= Stanley G. Cohen =

American music educator (1928–2022)

Stanley G. Cohen (February 4, 1928 – September 8, 2022) was the first President of Five Towns College located in Dix Hills, NY on Long Island. He served as president for 40 years since the college was chartered in 1972. He founded the Dix Hills Performing Arts Center, which is located at the college.

Cohen earned his Doctorate in Education (Ed.D.) and his Bachelor of Science (B.S.) from New York University in Music Education. He obtained his Master of Arts (M.A.) degree from Queens College.

Cohen taught music at the James Madison, Francis Lewis, and John Bowne High Schools in Queens, and was instrumental in establishing music programs at the latter two schools. He also served as an associate professor of music at Kingsborough Community College of the City University of New York, an Assistant Examiner for the NYC Board of Examiners for prospective music teachers, and the Director of the Lincoln Center Performances for the NYC School Study and Concert Group.

Cohen was a saxophonist, clarinettist, and flutist, as well as playing trumpet and piano.

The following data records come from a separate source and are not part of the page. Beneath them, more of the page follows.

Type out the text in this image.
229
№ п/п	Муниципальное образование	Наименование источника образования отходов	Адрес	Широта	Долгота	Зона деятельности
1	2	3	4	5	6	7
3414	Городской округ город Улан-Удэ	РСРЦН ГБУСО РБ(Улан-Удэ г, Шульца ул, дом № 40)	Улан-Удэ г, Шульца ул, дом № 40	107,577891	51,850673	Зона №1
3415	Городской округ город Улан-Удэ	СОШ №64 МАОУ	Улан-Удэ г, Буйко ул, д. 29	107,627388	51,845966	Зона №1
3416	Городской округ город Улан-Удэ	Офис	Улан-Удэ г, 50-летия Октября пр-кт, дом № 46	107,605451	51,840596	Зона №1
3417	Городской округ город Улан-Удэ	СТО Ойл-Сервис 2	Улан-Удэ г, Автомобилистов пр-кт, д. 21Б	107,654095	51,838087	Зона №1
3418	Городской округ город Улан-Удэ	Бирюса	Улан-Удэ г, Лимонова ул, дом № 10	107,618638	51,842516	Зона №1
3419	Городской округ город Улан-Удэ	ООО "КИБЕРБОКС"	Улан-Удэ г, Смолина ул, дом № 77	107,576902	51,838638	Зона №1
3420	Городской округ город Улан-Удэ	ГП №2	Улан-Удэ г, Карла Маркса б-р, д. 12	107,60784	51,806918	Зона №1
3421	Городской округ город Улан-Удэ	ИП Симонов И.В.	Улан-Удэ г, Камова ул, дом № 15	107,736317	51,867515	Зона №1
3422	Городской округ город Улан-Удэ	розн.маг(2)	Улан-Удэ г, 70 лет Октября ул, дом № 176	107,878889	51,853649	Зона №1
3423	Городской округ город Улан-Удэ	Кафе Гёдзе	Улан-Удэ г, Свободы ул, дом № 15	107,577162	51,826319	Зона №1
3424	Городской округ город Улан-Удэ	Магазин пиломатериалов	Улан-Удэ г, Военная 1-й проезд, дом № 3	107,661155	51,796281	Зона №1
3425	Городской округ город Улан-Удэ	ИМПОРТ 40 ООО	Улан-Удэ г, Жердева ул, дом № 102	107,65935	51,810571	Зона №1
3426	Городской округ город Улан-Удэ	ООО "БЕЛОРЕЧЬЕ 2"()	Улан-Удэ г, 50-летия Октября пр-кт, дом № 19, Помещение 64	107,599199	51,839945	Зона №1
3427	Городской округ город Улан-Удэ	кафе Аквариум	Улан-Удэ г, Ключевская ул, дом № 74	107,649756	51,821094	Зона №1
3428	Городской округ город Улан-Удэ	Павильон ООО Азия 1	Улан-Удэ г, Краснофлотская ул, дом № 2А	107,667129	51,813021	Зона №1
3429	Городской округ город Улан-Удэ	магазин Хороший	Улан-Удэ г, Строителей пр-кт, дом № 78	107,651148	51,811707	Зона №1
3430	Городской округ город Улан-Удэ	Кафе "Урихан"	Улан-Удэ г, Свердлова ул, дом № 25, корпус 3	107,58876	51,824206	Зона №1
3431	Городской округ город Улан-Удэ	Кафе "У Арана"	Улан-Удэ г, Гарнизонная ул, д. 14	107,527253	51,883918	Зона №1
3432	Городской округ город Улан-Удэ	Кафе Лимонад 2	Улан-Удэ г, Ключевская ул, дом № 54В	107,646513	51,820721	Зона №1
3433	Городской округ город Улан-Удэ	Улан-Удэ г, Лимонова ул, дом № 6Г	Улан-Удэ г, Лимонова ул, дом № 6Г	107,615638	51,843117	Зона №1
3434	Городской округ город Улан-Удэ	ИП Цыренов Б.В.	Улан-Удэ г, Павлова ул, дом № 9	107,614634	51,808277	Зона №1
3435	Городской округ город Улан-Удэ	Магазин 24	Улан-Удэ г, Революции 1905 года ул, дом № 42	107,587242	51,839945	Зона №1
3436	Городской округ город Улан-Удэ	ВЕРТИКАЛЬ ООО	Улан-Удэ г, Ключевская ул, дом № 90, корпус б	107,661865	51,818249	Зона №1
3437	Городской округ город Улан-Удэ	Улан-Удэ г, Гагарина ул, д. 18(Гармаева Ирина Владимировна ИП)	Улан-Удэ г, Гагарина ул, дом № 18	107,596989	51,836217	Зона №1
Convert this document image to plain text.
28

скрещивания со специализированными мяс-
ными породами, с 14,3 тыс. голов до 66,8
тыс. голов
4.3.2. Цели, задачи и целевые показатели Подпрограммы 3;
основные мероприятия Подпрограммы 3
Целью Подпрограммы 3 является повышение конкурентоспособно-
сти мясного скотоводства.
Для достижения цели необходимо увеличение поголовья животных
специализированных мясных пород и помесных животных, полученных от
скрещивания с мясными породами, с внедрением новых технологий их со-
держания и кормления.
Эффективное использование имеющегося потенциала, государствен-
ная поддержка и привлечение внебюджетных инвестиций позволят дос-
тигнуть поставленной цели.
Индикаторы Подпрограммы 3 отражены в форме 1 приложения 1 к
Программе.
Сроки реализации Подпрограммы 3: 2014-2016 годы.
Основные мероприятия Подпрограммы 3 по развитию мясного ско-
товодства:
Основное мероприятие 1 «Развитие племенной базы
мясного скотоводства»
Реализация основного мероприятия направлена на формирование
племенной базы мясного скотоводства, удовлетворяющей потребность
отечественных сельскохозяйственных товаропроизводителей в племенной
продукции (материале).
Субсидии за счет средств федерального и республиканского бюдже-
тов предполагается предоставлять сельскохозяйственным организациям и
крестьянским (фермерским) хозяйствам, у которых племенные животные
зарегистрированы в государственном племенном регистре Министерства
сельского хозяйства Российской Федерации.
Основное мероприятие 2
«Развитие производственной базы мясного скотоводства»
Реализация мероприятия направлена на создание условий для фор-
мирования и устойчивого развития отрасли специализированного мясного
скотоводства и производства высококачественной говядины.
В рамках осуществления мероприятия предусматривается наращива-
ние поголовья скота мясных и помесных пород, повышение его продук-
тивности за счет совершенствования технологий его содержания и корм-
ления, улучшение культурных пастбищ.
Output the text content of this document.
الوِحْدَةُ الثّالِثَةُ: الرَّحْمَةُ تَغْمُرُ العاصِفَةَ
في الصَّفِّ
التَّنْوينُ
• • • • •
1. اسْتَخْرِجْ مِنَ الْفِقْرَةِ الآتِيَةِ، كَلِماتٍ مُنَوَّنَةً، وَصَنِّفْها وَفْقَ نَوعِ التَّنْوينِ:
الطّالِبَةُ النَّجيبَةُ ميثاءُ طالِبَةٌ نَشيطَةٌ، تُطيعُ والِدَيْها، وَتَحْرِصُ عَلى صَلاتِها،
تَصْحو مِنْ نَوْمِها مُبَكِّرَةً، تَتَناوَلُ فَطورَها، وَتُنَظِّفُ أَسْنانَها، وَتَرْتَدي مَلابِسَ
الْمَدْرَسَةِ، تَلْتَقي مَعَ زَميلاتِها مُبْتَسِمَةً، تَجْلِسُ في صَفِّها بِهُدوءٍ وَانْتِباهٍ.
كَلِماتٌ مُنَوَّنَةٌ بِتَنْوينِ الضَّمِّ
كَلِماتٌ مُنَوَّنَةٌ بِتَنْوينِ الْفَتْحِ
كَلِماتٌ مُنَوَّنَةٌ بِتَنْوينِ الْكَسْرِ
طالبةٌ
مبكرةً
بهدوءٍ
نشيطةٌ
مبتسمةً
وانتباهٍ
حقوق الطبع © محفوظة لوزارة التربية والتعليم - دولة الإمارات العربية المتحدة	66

He was married to the late Lorraine Kleinman-Cohen; they have three children, Martin, David, and Janet.

Cohen was a trustee of the Long Island Regional Advisory Council on Higher Education (LIRACHE), a member of the National Association of Jazz Educators (NAJE), a member of the National Association of Schools of Music (NASM), a member of the American Federation of Musicians, among other organizations.